While wandering through the African grasslands, he saves a woman from a hungry lion with a single musket shot. He then attempts to escort her back to her village. However, it grows dark and he leads her into a cave to stay overnight. While at the cave, he is assaulted by two vampires and is only able to truly destroy them by using the staff. Upon seeing him defeat the vampires, the woman tells him that the land is crawling with these unnatural beings. She asks Solomon to get rid of them, because other than Solomon, the only thing to stop the vampires is fire.

He agrees and prays to God for assistance. Solomon is clearly conflicted about using a staff that seems to have been made with dark magic, however, the staff is the only weapon he has that works. After his prayer, the spirit of N’Longa speaks to Solomon and advises bringing the woman’s lover to the cave.

When the lover comes to cave, he is instructed to lay down and the staff is placed on him. N’Longa then possesses the body. Solomon and N’Longa go on the hunt for the vampires, leaving the staff behind to protect the woman and her lover.

A swarm of the vampires attack and Solomon tries to fight them in vain with this musket. Luckily, N’Longa summons a flock of seagulls and then the vampires ran so far…so far away.

Wait.

It was a flock of vultures that decided dead man flesh would be delicious. Then N’Longa torched the grasslands that the the vampires were “living” in, thus removing the threat from the village. The two go back to the cave and N’Longa un-possesses the woman’s lover.

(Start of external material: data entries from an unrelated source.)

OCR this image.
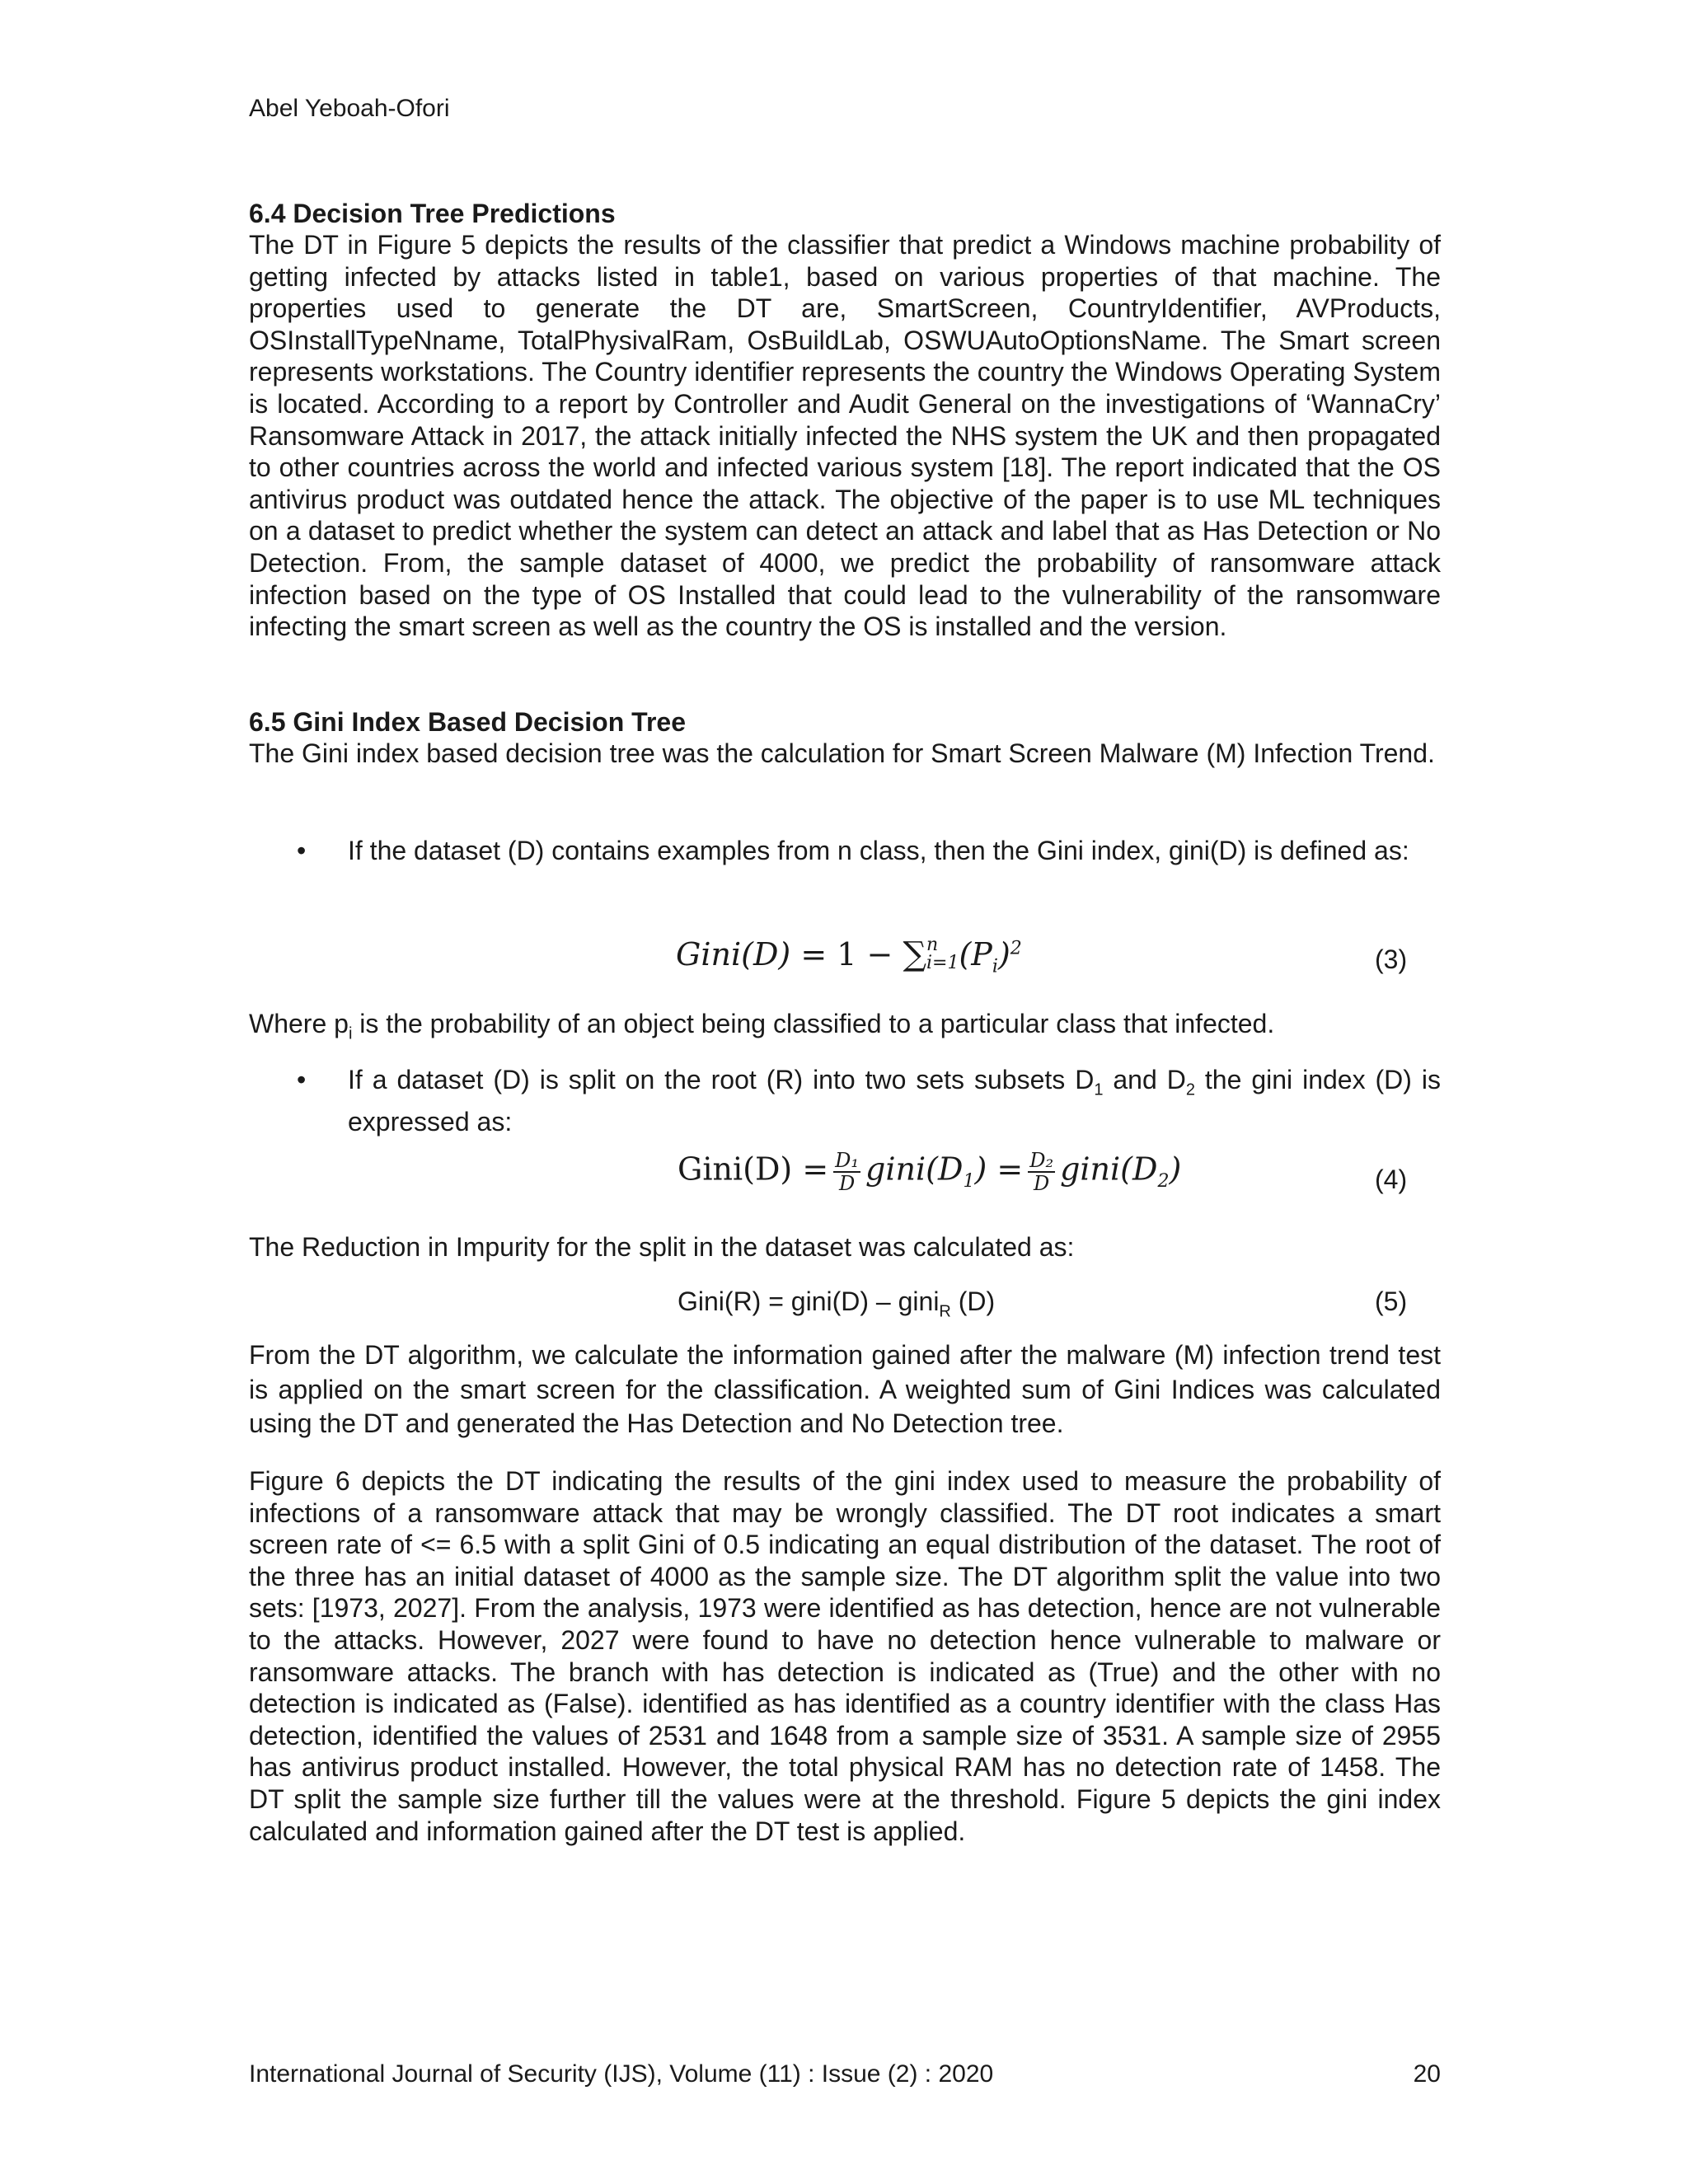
Abel Yeboah-Ofori

6.4 Decision Tree Predictions

The DT in Figure 5 depicts the results of the classifier that predict a Windows machine probability of getting infected by attacks listed in table1, based on various properties of that machine. The properties used to generate the DT are, SmartScreen, CountryIdentifier, AVProducts, OSInstallTypeNname, TotalPhysivalRam, OsBuildLab, OSWUAutoOptionsName. The Smart screen represents workstations. The Country identifier represents the country the Windows Operating System is located. According to a report by Controller and Audit General on the investigations of ‘WannaCry’ Ransomware Attack in 2017, the attack initially infected the NHS system the UK and then propagated to other countries across the world and infected various system [18]. The report indicated that the OS antivirus product was outdated hence the attack. The objective of the paper is to use ML techniques on a dataset to predict whether the system can detect an attack and label that as Has Detection or No Detection. From, the sample dataset of 4000, we predict the probability of ransomware attack infection based on the type of OS Installed that could lead to the vulnerability of the ransomware infecting the smart screen as well as the country the OS is installed and the version.

6.5 Gini Index Based Decision Tree

The Gini index based decision tree was the calculation for Smart Screen Malware (M) Infection Trend.

• If the dataset (D) contains examples from n class, then the Gini index, gini(D) is defined as:
Gini(D) = 1 − ∑ n
i=1 $(P_i)^2$	(3)

Where $p_i$ is the probability of an object being classified to a particular class that infected.

• If a dataset (D) is split on the root (R) into two sets subsets $D_1$ and $D_2$ the gini index (D) is expressed as:
Gini(D) = $\frac{\text{D₁}}{D}$ $gini(D_1) = \frac{\text{D₂}}{D}$ $gini(D_2)$	(4)

The Reduction in Impurity for the split in the dataset was calculated as:

Gini(R) = gini(D) – gini$_R$ (D)	(5)

From the DT algorithm, we calculate the information gained after the malware (M) infection trend test is applied on the smart screen for the classification. A weighted sum of Gini Indices was calculated using the DT and generated the Has Detection and No Detection tree.

Figure 6 depicts the DT indicating the results of the gini index used to measure the probability of infections of a ransomware attack that may be wrongly classified. The DT root indicates a smart screen rate of <= 6.5 with a split Gini of 0.5 indicating an equal distribution of the dataset. The root of the three has an initial dataset of 4000 as the sample size. The DT algorithm split the value into two sets: [1973, 2027]. From the analysis, 1973 were identified as has detection, hence are not vulnerable to the attacks. However, 2027 were found to have no detection hence vulnerable to malware or ransomware attacks. The branch with has detection is indicated as (True) and the other with no detection is indicated as (False). identified as has identified as a country identifier with the class Has detection, identified the values of 2531 and 1648 from a sample size of 3531. A sample size of 2955 has antivirus product installed. However, the total physical RAM has no detection rate of 1458. The DT split the sample size further till the values were at the threshold. Figure 5 depicts the gini index calculated and information gained after the DT test is applied.

International Journal of Security (IJS), Volume (11) : Issue (2) : 2020	20
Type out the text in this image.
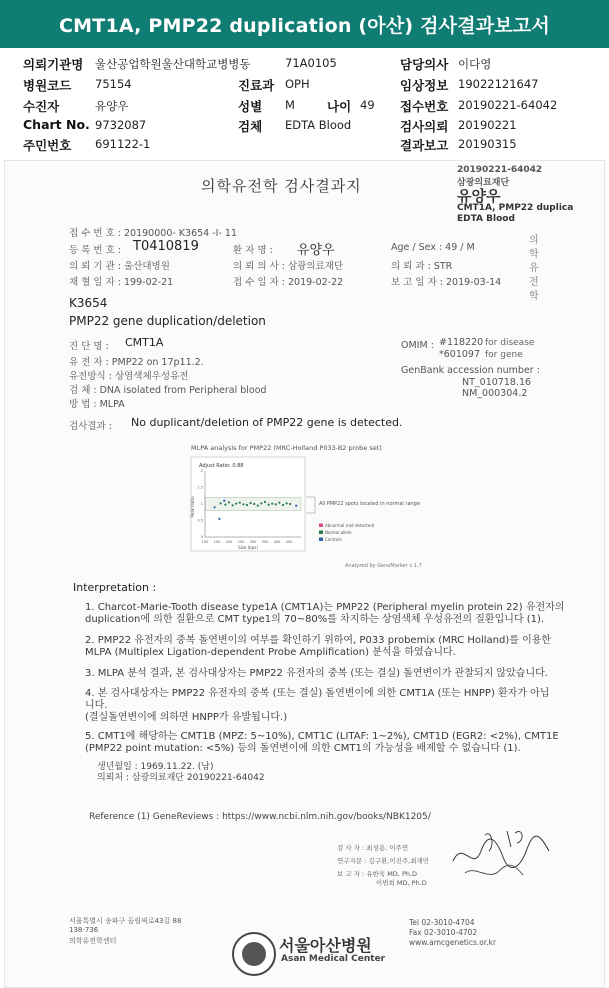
CMT1A, PMP22 duplication (아산) 검사결과보고서
의뢰기관명 울산공업학원울산대학교병병동	71A0105	담당의사 이다영
병원코드 75154	진료과 OPH	임상정보 19022121647
수진자	유양우	성별 M	나이 49 접수번호 20190221-64042
Chart No. 9732087	검체 EDTA Blood	검사의뢰 20190221
주민번호 691122-1	결과보고 20190315
20190221-64042
삼광의료재단
유양우
CMT1A, PMP22 duplica
EDTA Blood
의학유전학 검사결과지
의
학
유
전
학
접 수 번 호 : 20190000- K3654 -I- 11
등 록 번 호 : T0410819	환 자 명 : 유양우	Age / Sex : 49 / M
의 뢰 기 관 : 울산대병원	의 뢰 의 사 : 삼광의료재단	의 뢰 과 : STR
채 혈 일 자 : 199-02-21	접 수 일 자 : 2019-02-22	보 고 일 자 : 2019-03-14
K3654
PMP22 gene duplication/deletion
진 단 명 : CMT1A
유 전 자 : PMP22 on 17p11.2.
유전방식 : 상염색체우성유전
검 체 : DNA isolated from Peripheral blood
방 법 : MLPA
OMIM : #118220 for disease
*601097 for gene
GenBank accession number :
NT_010718.16
NM_000304.2
검사결과 : No duplicant/deletion of PMP22 gene is detected.
MLPA analysis for PMP22 (MRC-Holland P033-B2 probe set)
Adjust Ratio: 0.88
Peak Ratio
Size (bps)
100 150 200 250 300 350 400 450
0
0.5
1
1.5
2
All PMP22 spots located in normal range
Abnormal (not detected)
Normal allele
Controls
Analyzed by GeneMarker v 1.7
Interpretation :
1. Charcot-Marie-Tooth disease type1A (CMT1A)는 PMP22 (Peripheral myelin protein 22) 유전자의
duplication에 의한 질환으로 CMT type1의 70~80%를 차지하는 상염색체 우성유전의 질환입니다 (1).
2. PMP22 유전자의 중복 돌연변이의 여부를 확인하기 위하여, P033 probemix (MRC Holland)를 이용한
MLPA (Multiplex Ligation-dependent Probe Amplification) 분석을 하였습니다.
3. MLPA 분석 결과, 본 검사대상자는 PMP22 유전자의 중복 (또는 결실) 돌연변이가 관찰되지 않았습니다.
4. 본 검사대상자는 PMP22 유전자의 중복 (또는 결실) 돌연변이에 의한 CMT1A (또는 HNPP) 환자가 아닙
니다.
(결실돌연변이에 의하면 HNPP가 유발됩니다.)
5. CMT1에 해당하는 CMT1B (MPZ: 5~10%), CMT1C (LITAF: 1~2%), CMT1D (EGR2: <2%), CMT1E
(PMP22 point mutation: <5%) 등의 돌연변이에 의한 CMT1의 가능성을 배제할 수 없습니다 (1).
생년월일 : 1969.11.22. (남)
의뢰처 : 삼광의료재단 20190221-64042
Reference (1) GeneReviews : https://www.ncbi.nlm.nih.gov/books/NBK1205/
검 사 자 : 최성용, 이주연
연구자문 : 김구환,이진주,최재민
보 고 자 : 유한욱 MD, Ph.D
이범희 MD, Ph.D
서울특별시 송파구 올림픽로43길 88
138-736
의학유전학센터
Tel 02-3010-4704
Fax 02-3010-4702
www.amcgenetics.or.kr
서울아산병원
Asan Medical Center
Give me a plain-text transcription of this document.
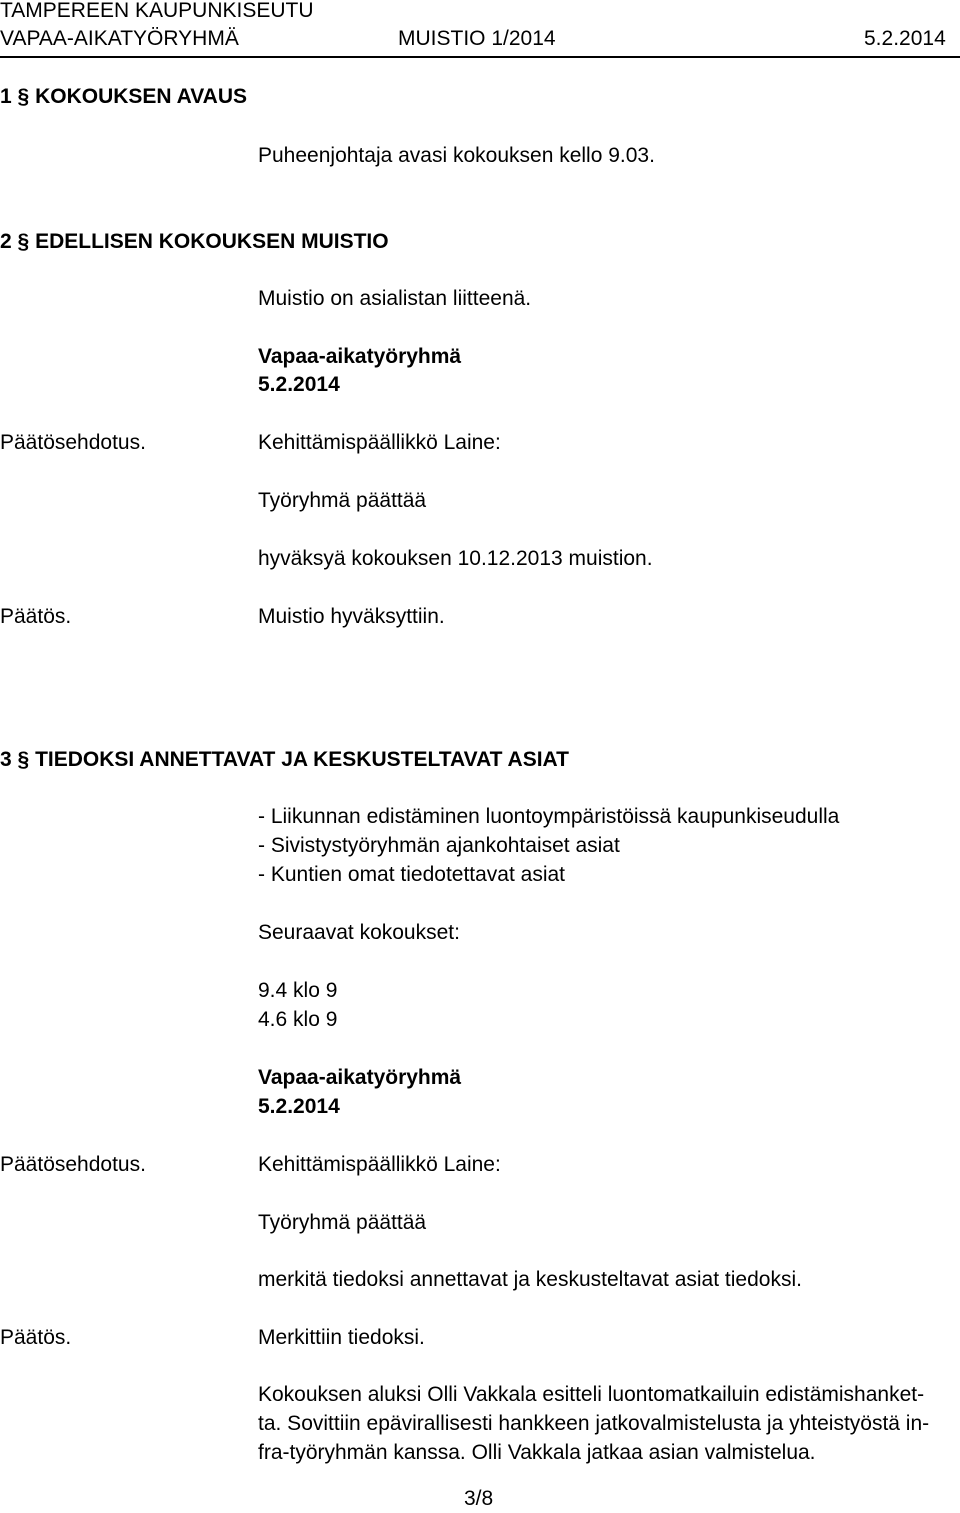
TAMPEREEN KAUPUNKISEUTU
VAPAA-AIKATYÖRYHMÄ	MUISTIO 1/2014	5.2.2014
1 § KOKOUKSEN AVAUS
Puheenjohtaja avasi kokouksen kello 9.03.
2 § EDELLISEN KOKOUKSEN MUISTIO
Muistio on asialistan liitteenä.
Vapaa-aikatyöryhmä
5.2.2014
Päätösehdotus.	Kehittämispäällikkö Laine:
Työryhmä päättää
hyväksyä kokouksen 10.12.2013 muistion.
Päätös.	Muistio hyväksyttiin.
3 § TIEDOKSI ANNETTAVAT JA KESKUSTELTAVAT ASIAT
- Liikunnan edistäminen luontoympäristöissä kaupunkiseudulla
- Sivistystyöryhmän ajankohtaiset asiat
- Kuntien omat tiedotettavat asiat
Seuraavat kokoukset:
9.4 klo 9
4.6 klo 9
Vapaa-aikatyöryhmä
5.2.2014
Päätösehdotus.	Kehittämispäällikkö Laine:
Työryhmä päättää
merkitä tiedoksi annettavat ja keskusteltavat asiat tiedoksi.
Päätös.	Merkittiin tiedoksi.
Kokouksen aluksi Olli Vakkala esitteli luontomatkailuin edistämishanket-
ta. Sovittiin epävirallisesti hankkeen jatkovalmistelusta ja yhteistyöstä in-
fra-työryhmän kanssa. Olli Vakkala jatkaa asian valmistelua.
3/8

Once again, this is a story with minimal use of Solomon. He sets things up…but ultimately N’Longa does a lot of the heavily lifting. While cleverly using the vultures to eat the vampires, part of me wonders if this story would have been better if Solomon and the staff were more prominent in the resolution.

Sometimes, it seems like Robert E. Howard had a good idea for something weird or creepy and then thrust in Solomon Kane. I don’t enjoy the stories when Kane is not driving the action or is central to the resolution.